Before you’ve had a moment to breathe, the year feels likes it’s already running you.  The pressure to do before having a chance to think becomes overwhelming.

The Cost of “Hitting the Ground Running”

“Hit the ground running” sounds productive, right?  But when you rush into the year without reflection you end up:

-          carrying unresolved fatigue from the previous year into the new year;

-          defaulting to reactive decision-making rather than thoughtful leadership;

-          setting priorities based on urgency rather than importance; and

-          not having time to provide clarity for your teams

Before you do hit the ground running, reflect on the following:

What has actually changed since last year?

What still matters?

What no longer matters?

These will help you identify what you need to focus on.

Setting Intentions Is Not the Same as Goal-Setting

When you set goals, you ask What do we want to achieve?

When you set intentions, you ask How do I want to lead while achieving it?

To help you set your intentions ask yourself:

How do I want to lead this year?

What do I want to be known for as a leader?

What am I no longer willing to carry into this year?

Where do I need to be more deliberate, not just more productive?

By setting your intentions you can avoid chasing your goals in unhealthy ways by defaulting to over-working, micro-managing, or driving results at the expense of trust and sustainability.

The Tone You Set Also Impacts Your Teams

Whether you realise it or not, your team takes emotional cues from you.  If you are frantic, over-loaded and immediately pushing for results, your team absorbs your energy and that could potentially impact their performance and their sense of psychological safety.

On the other hand, when you lead with intention you can create a sense of steadiness for your team, you can show that thoughtfulness is important and valued, and you can build trust through consistency rather than urgency.

Simple Practices to Lead With Intention

Leading with intention starts with small consistent practice.  After identifying your intentions:

Create decision filters so that you can check whether an ask aligns to your intentions before you say yes.

Set and stick to your boundaries.

Slow the first few weeks down and create time for thinking and reflection.

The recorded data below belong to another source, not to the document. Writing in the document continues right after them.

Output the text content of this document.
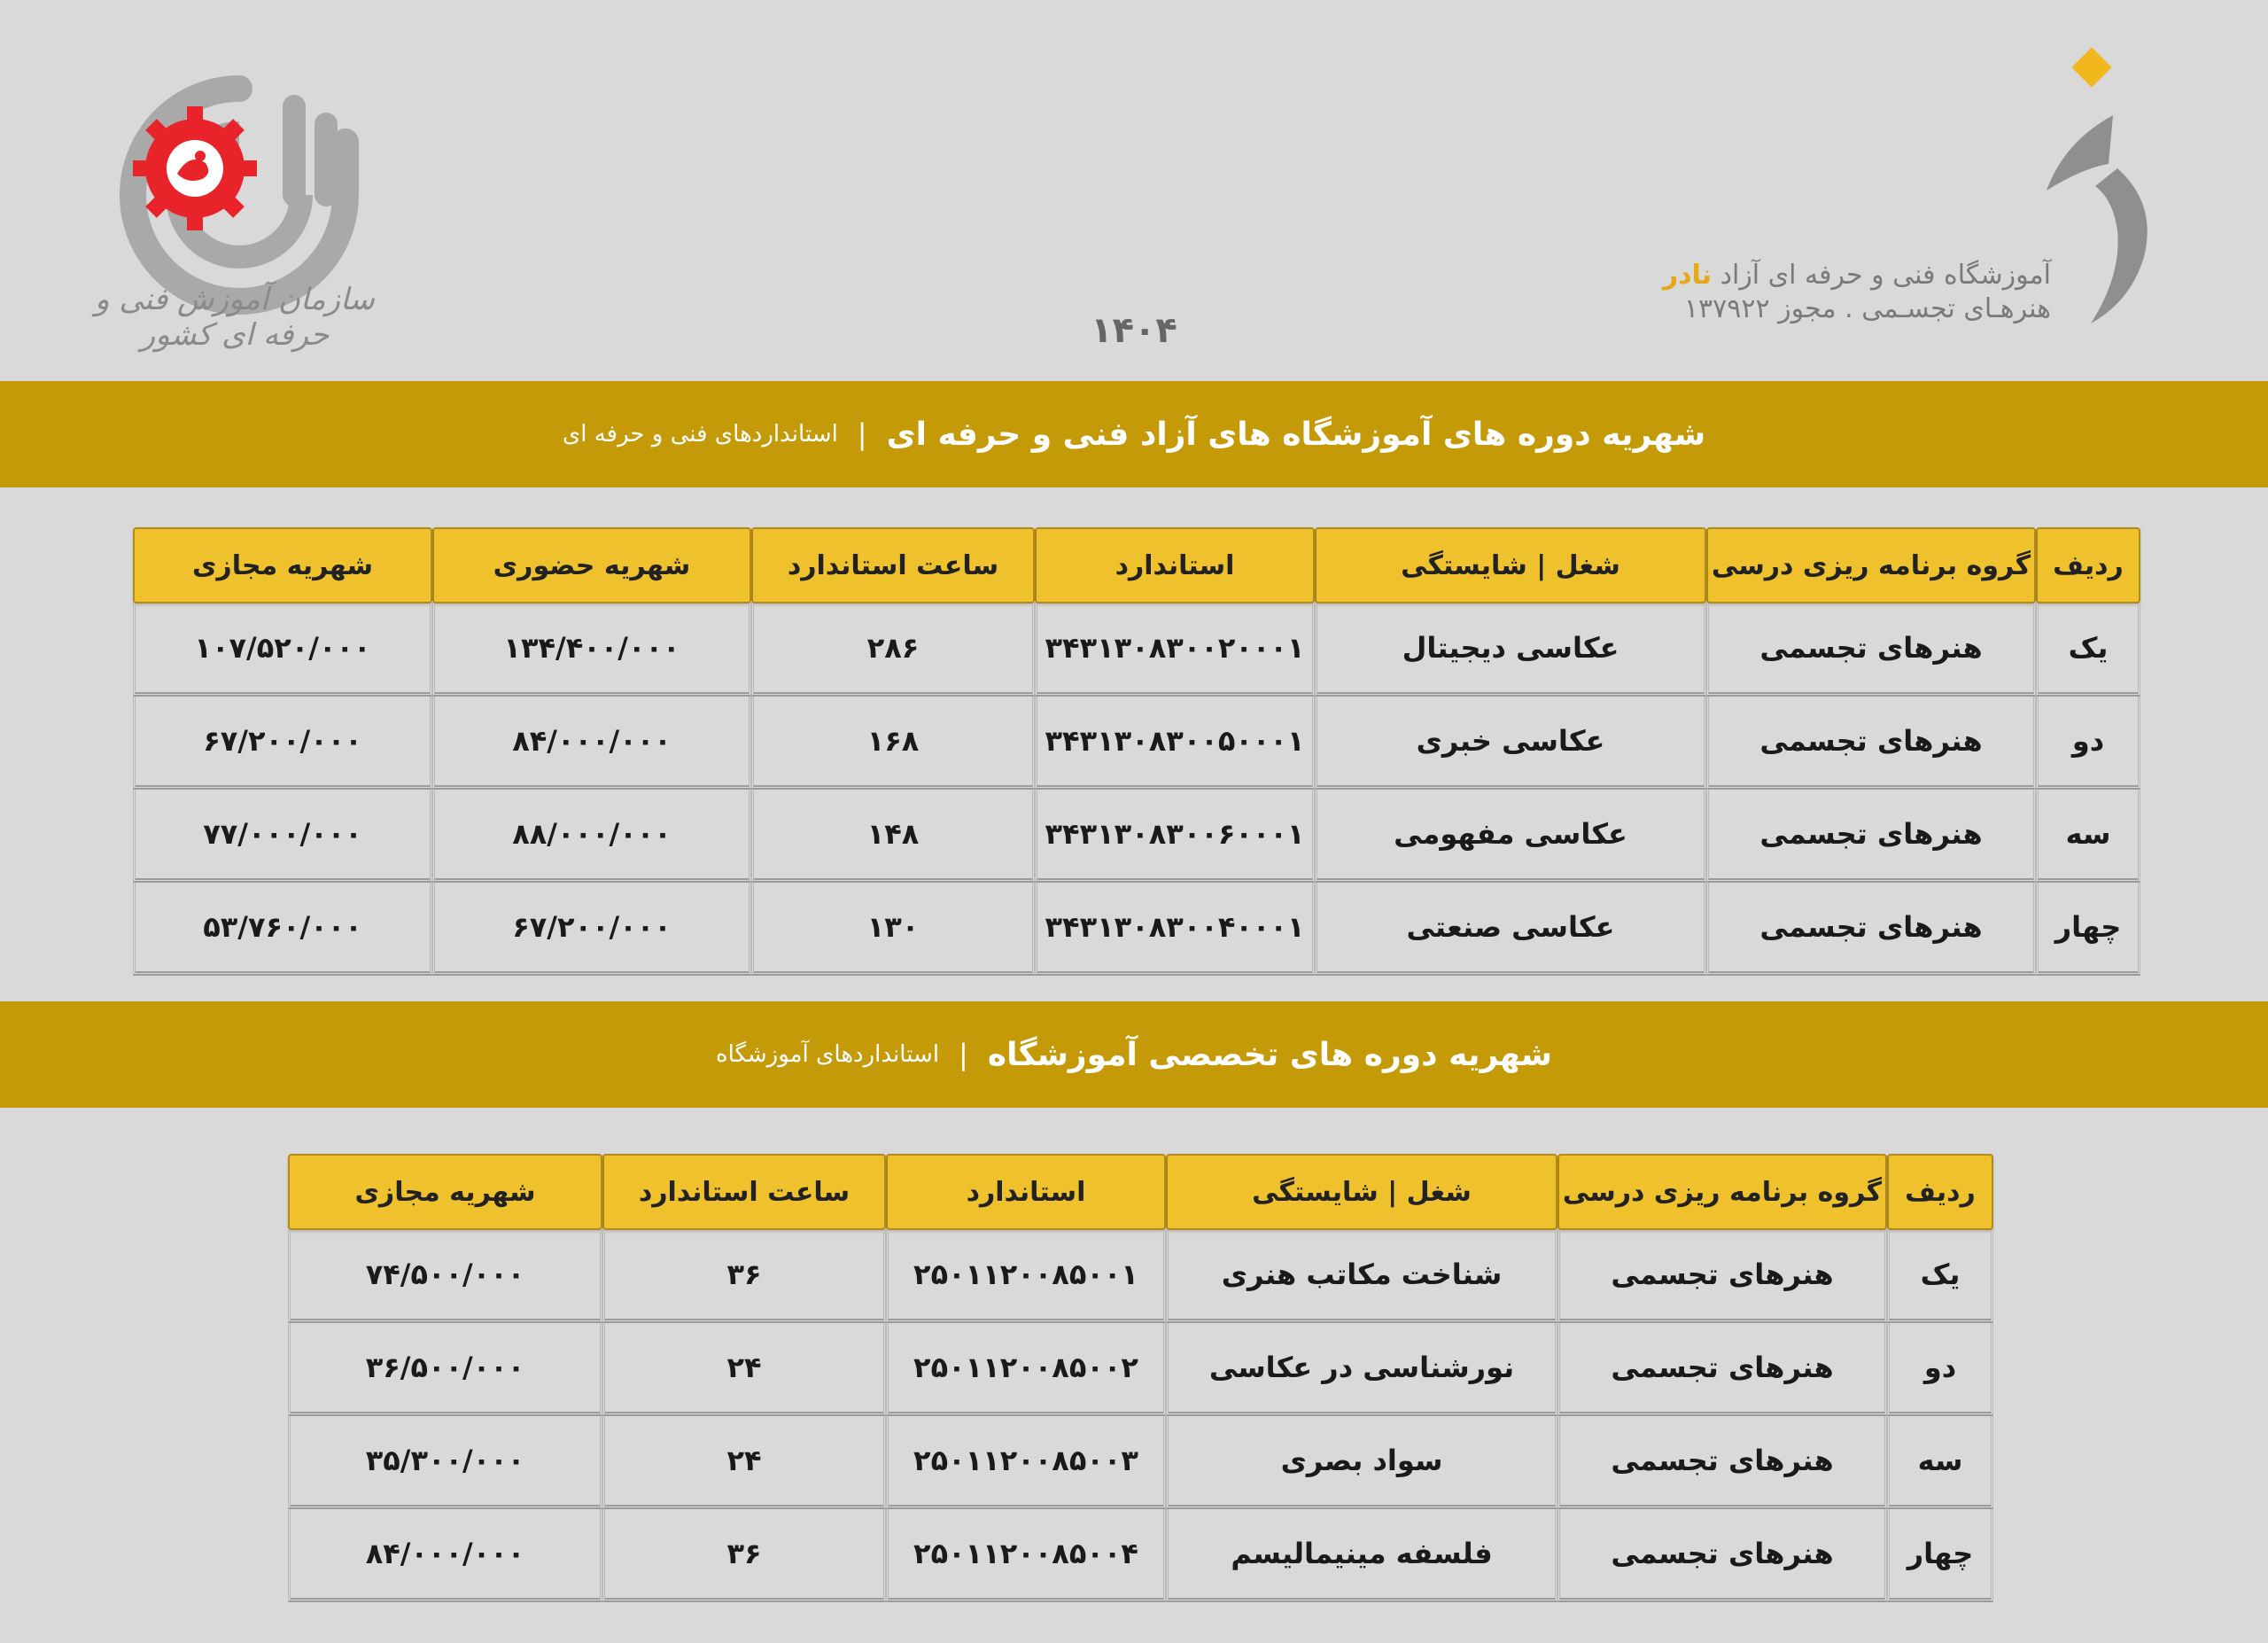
سازمان آموزش فنی و حرفه ای کشور
آموزشگاه فنی و حرفه ای آزاد نادر
هنرهـای تجسـمی . مجوز ۱۳۷۹۲۲
۱۴۰۴
شهریه دوره های آموزشگاه های آزاد فنی و حرفه ای
|
استانداردهای فنی و حرفه ای
ردیف	گروه برنامه ریزی درسی	شغل | شایستگی	استاندارد	ساعت استاندارد	شهریه حضوری	شهریه مجازی
یک	هنرهای تجسمی	عکاسی دیجیتال	۳۴۳۱۳۰۸۳۰۰۲۰۰۰۱	۲۸۶	۱۳۴/۴۰۰/۰۰۰	۱۰۷/۵۲۰/۰۰۰
دو	هنرهای تجسمی	عکاسی خبری	۳۴۳۱۳۰۸۳۰۰۵۰۰۰۱	۱۶۸	۸۴/۰۰۰/۰۰۰	۶۷/۲۰۰/۰۰۰
سه	هنرهای تجسمی	عکاسی مفهومی	۳۴۳۱۳۰۸۳۰۰۶۰۰۰۱	۱۴۸	۸۸/۰۰۰/۰۰۰	۷۷/۰۰۰/۰۰۰
چهار	هنرهای تجسمی	عکاسی صنعتی	۳۴۳۱۳۰۸۳۰۰۴۰۰۰۱	۱۳۰	۶۷/۲۰۰/۰۰۰	۵۳/۷۶۰/۰۰۰
شهریه دوره های تخصصی آموزشگاه
|
استانداردهای آموزشگاه
ردیف	گروه برنامه ریزی درسی	شغل | شایستگی	استاندارد	ساعت استاندارد	شهریه مجازی
یک	هنرهای تجسمی	شناخت مکاتب هنری	۲۵۰۱۱۲۰۰۸۵۰۰۱	۳۶	۷۴/۵۰۰/۰۰۰
دو	هنرهای تجسمی	نورشناسی در عکاسی	۲۵۰۱۱۲۰۰۸۵۰۰۲	۲۴	۳۶/۵۰۰/۰۰۰
سه	هنرهای تجسمی	سواد بصری	۲۵۰۱۱۲۰۰۸۵۰۰۳	۲۴	۳۵/۳۰۰/۰۰۰
چهار	هنرهای تجسمی	فلسفه مینیمالیسم	۲۵۰۱۱۲۰۰۸۵۰۰۴	۳۶	۸۴/۰۰۰/۰۰۰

Communicate your intentions to your team by telling them what you will be focusing on and give them permission to hold you accountable.

A Different Kind of Start

January doesn’t have to be loud or frantic to be effective.  Strong leadership at the start of the year can be quiet where you listen, reflect and choose carefully instead of reacting.  As you step into the new year consider that you don’t have to prove anything right away and that you can take the time to first set the tone for everything that you and your team will accomplish this year.